Having and Being
Fr. Tony’s Mid-week Message
July 31, 2013
25 “I warn you, then: don’t worry about your livelihood, what you’ll eat or what you’ll drink, or about your body, what you’ll wear. Isn’t life more than food and the body more than clothes? 26 Look at the birds in the sky. They don’t sow seed or harvest grain or gather crops into barns. Yet your heavenly Father feeds them. Aren’t you worth much more than they are? 27 Who among you by worrying can add a single moment to your life? 28 And why worry about clothes? Notice how the lilies in the field grow. They don’t wear themselves out with work, and they don’t spin cloth. 29 But I say to you that even Solomon in all of his splendor wasn’t dressed like one of these. 30 If God dresses grass in the field so beautifully, even though it’s alive today and tomorrow it’s thrown into the furnace, won’t God do much more for you, you people of weak faith? 31 Therefore, don’t worry and say, ‘What are we going to eat?’ or ‘What are we going to drink?’ or ‘What are we going to wear?’ 32Unbelievers are always running after these things. Your heavenly Father knows that you need them. 33 Instead, desire first and foremost God’s kingship over you and the justice this demands, and all these things will be given to you as well. 34 Enough, then, of worrying about tomorrow. Let tomorrow take care of itself. Today has troubles enough of its own. (Matthew 6:25-34)

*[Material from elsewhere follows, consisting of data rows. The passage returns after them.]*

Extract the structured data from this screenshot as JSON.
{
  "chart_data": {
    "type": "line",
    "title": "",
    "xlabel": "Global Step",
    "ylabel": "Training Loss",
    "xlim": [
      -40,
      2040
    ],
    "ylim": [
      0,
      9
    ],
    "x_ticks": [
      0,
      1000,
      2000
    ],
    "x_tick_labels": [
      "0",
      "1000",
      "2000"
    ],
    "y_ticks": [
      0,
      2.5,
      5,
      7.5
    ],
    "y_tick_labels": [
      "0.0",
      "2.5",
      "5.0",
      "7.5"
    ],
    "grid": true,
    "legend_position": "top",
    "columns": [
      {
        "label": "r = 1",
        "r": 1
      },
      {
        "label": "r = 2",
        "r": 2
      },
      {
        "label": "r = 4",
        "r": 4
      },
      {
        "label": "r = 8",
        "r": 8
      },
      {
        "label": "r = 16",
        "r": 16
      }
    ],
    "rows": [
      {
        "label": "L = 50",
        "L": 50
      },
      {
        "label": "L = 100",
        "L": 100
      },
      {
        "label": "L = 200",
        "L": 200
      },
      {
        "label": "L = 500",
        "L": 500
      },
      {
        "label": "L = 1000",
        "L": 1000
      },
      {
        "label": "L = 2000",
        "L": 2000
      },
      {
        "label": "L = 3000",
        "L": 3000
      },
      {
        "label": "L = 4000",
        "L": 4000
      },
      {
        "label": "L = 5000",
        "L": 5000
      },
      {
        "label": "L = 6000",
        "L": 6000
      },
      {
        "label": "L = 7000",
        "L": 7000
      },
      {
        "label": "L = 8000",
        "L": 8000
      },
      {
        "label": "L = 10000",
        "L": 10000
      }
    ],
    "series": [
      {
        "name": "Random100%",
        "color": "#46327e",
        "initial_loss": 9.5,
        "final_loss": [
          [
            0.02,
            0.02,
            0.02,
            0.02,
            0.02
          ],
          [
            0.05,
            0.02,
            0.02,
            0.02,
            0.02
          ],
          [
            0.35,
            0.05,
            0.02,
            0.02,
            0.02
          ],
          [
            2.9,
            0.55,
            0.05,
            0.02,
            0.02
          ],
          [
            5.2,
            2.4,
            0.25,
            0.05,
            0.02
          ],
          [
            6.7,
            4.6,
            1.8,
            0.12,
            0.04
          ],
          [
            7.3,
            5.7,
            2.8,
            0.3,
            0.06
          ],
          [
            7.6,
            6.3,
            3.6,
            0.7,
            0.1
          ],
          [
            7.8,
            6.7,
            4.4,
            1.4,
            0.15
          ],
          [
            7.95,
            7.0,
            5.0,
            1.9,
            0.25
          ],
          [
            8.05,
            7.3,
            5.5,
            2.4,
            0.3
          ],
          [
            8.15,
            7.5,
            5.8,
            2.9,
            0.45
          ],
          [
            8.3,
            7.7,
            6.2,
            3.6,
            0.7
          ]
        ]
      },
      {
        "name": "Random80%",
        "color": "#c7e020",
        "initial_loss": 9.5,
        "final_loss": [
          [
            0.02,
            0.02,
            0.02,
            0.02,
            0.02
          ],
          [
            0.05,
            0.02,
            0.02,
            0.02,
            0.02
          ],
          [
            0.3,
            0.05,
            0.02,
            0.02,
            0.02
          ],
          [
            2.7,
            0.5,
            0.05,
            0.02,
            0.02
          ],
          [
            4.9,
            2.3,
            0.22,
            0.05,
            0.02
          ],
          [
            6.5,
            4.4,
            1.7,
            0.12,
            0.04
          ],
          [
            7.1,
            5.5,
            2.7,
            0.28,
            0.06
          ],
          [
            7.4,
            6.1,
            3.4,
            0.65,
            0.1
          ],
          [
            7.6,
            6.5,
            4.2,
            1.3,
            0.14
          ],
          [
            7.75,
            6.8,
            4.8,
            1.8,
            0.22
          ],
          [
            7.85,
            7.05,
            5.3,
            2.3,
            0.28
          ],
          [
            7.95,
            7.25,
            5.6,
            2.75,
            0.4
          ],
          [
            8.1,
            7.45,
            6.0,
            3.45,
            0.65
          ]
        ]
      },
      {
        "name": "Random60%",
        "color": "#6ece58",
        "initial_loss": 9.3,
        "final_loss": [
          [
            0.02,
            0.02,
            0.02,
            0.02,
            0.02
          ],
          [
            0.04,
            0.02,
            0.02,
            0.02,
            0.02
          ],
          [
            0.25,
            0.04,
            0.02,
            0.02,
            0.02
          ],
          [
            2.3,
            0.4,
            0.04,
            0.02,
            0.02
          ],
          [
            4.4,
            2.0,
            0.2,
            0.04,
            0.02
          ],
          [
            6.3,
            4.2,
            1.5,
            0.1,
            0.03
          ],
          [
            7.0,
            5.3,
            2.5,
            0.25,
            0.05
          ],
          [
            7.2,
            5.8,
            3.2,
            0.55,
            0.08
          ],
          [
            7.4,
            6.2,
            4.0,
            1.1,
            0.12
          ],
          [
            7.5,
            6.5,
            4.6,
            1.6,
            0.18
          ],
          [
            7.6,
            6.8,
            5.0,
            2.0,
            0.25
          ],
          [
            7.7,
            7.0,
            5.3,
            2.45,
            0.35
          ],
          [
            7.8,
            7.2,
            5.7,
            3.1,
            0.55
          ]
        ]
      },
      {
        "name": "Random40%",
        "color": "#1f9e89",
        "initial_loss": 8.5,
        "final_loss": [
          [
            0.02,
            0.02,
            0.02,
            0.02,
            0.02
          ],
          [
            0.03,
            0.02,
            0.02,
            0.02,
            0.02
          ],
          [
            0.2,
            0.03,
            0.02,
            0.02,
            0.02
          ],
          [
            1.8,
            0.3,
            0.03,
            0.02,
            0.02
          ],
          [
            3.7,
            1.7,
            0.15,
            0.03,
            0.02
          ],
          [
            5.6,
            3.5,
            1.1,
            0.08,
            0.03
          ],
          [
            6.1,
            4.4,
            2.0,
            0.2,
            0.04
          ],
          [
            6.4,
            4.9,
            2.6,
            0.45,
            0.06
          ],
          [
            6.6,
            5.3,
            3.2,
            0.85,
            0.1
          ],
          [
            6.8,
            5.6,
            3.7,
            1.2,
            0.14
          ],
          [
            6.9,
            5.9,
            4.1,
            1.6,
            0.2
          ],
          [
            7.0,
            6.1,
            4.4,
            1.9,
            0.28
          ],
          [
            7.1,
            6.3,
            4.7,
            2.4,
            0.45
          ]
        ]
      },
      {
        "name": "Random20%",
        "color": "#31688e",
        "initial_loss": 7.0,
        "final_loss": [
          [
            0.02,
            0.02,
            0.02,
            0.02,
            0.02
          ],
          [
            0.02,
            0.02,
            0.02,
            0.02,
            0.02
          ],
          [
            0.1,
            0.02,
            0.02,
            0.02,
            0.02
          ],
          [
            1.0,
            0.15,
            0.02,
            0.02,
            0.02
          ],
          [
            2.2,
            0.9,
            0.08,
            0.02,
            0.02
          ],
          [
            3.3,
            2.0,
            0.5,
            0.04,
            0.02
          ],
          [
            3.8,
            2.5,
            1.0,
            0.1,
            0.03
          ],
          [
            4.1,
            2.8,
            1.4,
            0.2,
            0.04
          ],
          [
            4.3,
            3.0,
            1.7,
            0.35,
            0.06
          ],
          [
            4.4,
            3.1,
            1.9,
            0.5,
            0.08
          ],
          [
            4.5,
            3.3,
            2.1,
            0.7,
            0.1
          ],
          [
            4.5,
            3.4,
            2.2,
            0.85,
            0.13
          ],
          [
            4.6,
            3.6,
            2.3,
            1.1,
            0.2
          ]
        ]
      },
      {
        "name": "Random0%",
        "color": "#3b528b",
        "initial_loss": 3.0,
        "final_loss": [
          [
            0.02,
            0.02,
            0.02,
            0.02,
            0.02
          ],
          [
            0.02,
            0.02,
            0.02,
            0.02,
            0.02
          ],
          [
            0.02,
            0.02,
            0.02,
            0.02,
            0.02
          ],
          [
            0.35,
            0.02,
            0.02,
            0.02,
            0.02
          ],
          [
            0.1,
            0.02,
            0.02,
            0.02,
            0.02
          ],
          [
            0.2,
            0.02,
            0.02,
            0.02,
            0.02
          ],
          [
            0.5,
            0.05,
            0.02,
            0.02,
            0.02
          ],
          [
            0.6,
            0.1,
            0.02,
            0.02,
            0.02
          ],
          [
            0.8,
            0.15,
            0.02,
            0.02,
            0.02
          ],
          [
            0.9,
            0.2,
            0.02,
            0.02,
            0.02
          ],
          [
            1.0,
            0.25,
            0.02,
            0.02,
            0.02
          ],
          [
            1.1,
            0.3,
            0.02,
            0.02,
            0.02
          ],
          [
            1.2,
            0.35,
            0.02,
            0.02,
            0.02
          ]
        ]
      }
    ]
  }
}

Psychologist Erich Fromm, in his later books To Have and to Be (1976) and the Art of Being, (1993) describes two basic modes of experiencing life: “having” and “being.”
“Having” is when we find our value and meaning in acquiring and keeping things outside of ourselves: money, wealth, prestige, beauty, honor, or what others call “success. Ambition, aggressiveness, competitiveness, and constantly comparing ourselves with others, seeing how we are “measuring up” are all part of this mode of existence. Craving for more and more is often part and parcel of the deal, and in the long run dissatisfaction with one’s life and a lack of psychological integration are almost always experienced.

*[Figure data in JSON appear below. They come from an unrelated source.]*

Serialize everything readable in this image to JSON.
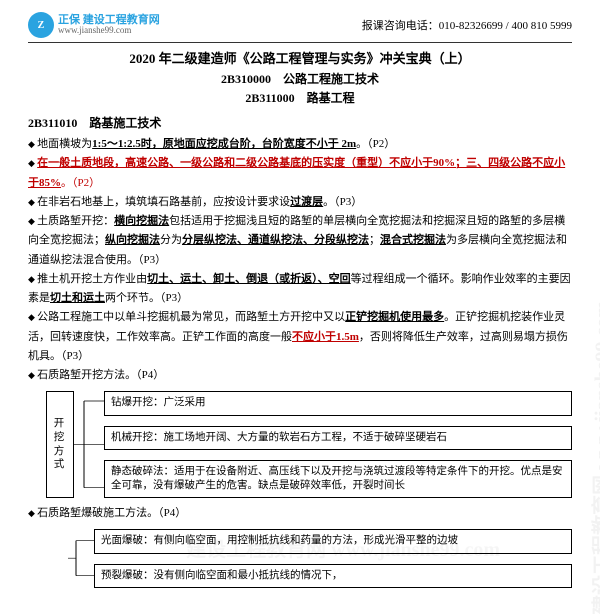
{
  "header": {
    "brand_title": "正保 建设工程教育网",
    "brand_url": "www.jianshe99.com",
    "hotline_label": "报课咨询电话：",
    "hotline_numbers": "010-82326699 / 400 810 5999",
    "logo_char": "Z"
  },
  "titles": {
    "main": "2020 年二级建造师《公路工程管理与实务》冲关宝典（上）",
    "line2": "2B310000　公路工程施工技术",
    "line3": "2B311000　路基工程"
  },
  "section": {
    "code": "2B311010",
    "name": "路基施工技术"
  },
  "bullets": [
    {
      "segments": [
        {
          "t": "地面横坡为",
          "cls": ""
        },
        {
          "t": "1:5～1:2.5时，原地面应挖成台阶，台阶宽度不小于 2m",
          "cls": "u b"
        },
        {
          "t": "。（P2）",
          "cls": ""
        }
      ]
    },
    {
      "segments": [
        {
          "t": "在一般土质地段，高速公路、一级公路和二级公路基底的压实度（重型）不应小于90%；三、四级公路不应小于85%",
          "cls": "u b red"
        },
        {
          "t": "。（P2）",
          "cls": "red"
        }
      ]
    },
    {
      "segments": [
        {
          "t": "在非岩石地基上，填筑填石路基前，应按设计要求设",
          "cls": ""
        },
        {
          "t": "过渡层",
          "cls": "u b"
        },
        {
          "t": "。（P3）",
          "cls": ""
        }
      ]
    },
    {
      "segments": [
        {
          "t": "土质路堑开挖：",
          "cls": ""
        },
        {
          "t": "横向挖掘法",
          "cls": "u b"
        },
        {
          "t": "包括适用于挖掘浅且短的路堑的单层横向全宽挖掘法和挖掘深且短的路堑的多层横向全宽挖掘法；",
          "cls": ""
        },
        {
          "t": "纵向挖掘法",
          "cls": "u b"
        },
        {
          "t": "分为",
          "cls": ""
        },
        {
          "t": "分层纵挖法、通道纵挖法、分段纵挖法",
          "cls": "u b"
        },
        {
          "t": "；",
          "cls": ""
        },
        {
          "t": "混合式挖掘法",
          "cls": "u b"
        },
        {
          "t": "为多层横向全宽挖掘法和通道纵挖法混合使用。（P3）",
          "cls": ""
        }
      ]
    },
    {
      "segments": [
        {
          "t": "推土机开挖土方作业由",
          "cls": ""
        },
        {
          "t": "切土、运土、卸土、倒退（或折返）、空回",
          "cls": "u b"
        },
        {
          "t": "等过程组成一个循环。影响作业效率的主要因素是",
          "cls": ""
        },
        {
          "t": "切土和运土",
          "cls": "u b"
        },
        {
          "t": "两个环节。（P3）",
          "cls": ""
        }
      ]
    },
    {
      "segments": [
        {
          "t": "公路工程施工中以单斗挖掘机最为常见，而路堑土方开挖中又以",
          "cls": ""
        },
        {
          "t": "正铲挖掘机使用最多",
          "cls": "u b"
        },
        {
          "t": "。正铲挖掘机挖装作业灵活，回转速度快，工作效率高。正铲工作面的高度一般",
          "cls": ""
        },
        {
          "t": "不应小于1.5m",
          "cls": "u b red"
        },
        {
          "t": "，否则将降低生产效率，过高则易塌方损伤机具。（P3）",
          "cls": ""
        }
      ]
    },
    {
      "segments": [
        {
          "t": "石质路堑开挖方法。（P4）",
          "cls": ""
        }
      ]
    }
  ],
  "tree1": {
    "root": "开挖方式",
    "items": [
      {
        "label": "钻爆开挖：",
        "text": "广泛采用"
      },
      {
        "label": "机械开挖：",
        "text": "施工场地开阔、大方量的软岩石方工程，不适于破碎坚硬岩石"
      },
      {
        "label": "静态破碎法：",
        "text": "适用于在设备附近、高压线下以及开挖与浇筑过渡段等特定条件下的开挖。优点是安全可靠，没有爆破产生的危害。缺点是破碎效率低，开裂时间长"
      }
    ]
  },
  "bullets2": [
    {
      "segments": [
        {
          "t": "石质路堑爆破施工方法。（P4）",
          "cls": ""
        }
      ]
    }
  ],
  "tree2": {
    "items": [
      {
        "label": "光面爆破：",
        "text": "有侧向临空面，用控制抵抗线和药量的方法，形成光滑平整的边坡"
      },
      {
        "label": "预裂爆破：",
        "text": "没有侧向临空面和最小抵抗线的情况下，"
      }
    ]
  },
  "watermark": "建设工程教育网 www.jianshe99.com"
}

“Being,” however, is a mode of living where we are not enslaved to a need to acquire, constantly craving more. We simple are, and use our gifts fruitfully, being at one with the world.

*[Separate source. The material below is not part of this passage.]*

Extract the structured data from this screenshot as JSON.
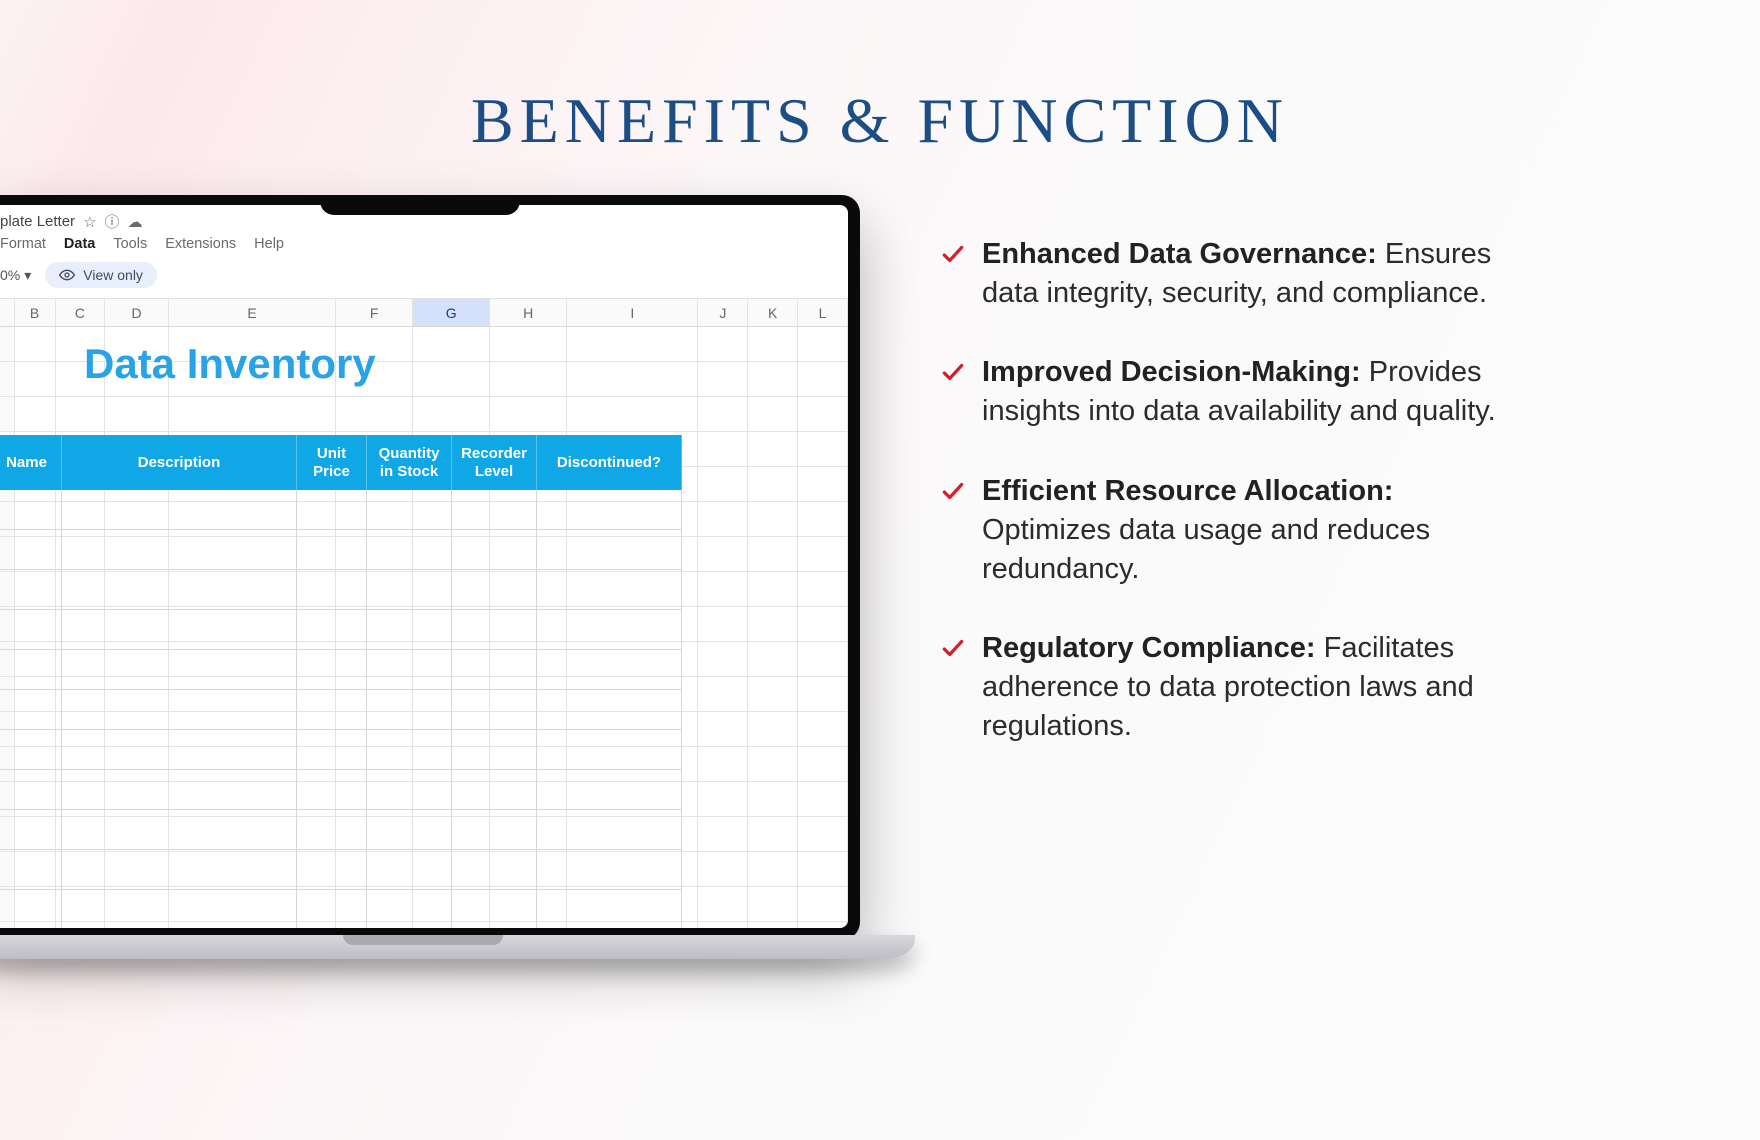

This coming Sunday’s scripture readings are mainly about what Fromm calls “having” as a way of life: Ecclesiastes 1-2 tell us about its total futility; the parable of the prematurely dead rich man (Luke 12:13-21), its foolishness. A life of simply being with others, being dedicated to the Right and Just, and being who we truly are—cared for creatures of God, beloved children—is the life we are called to, a life of gratitude and trust. It is the life that will give us joy.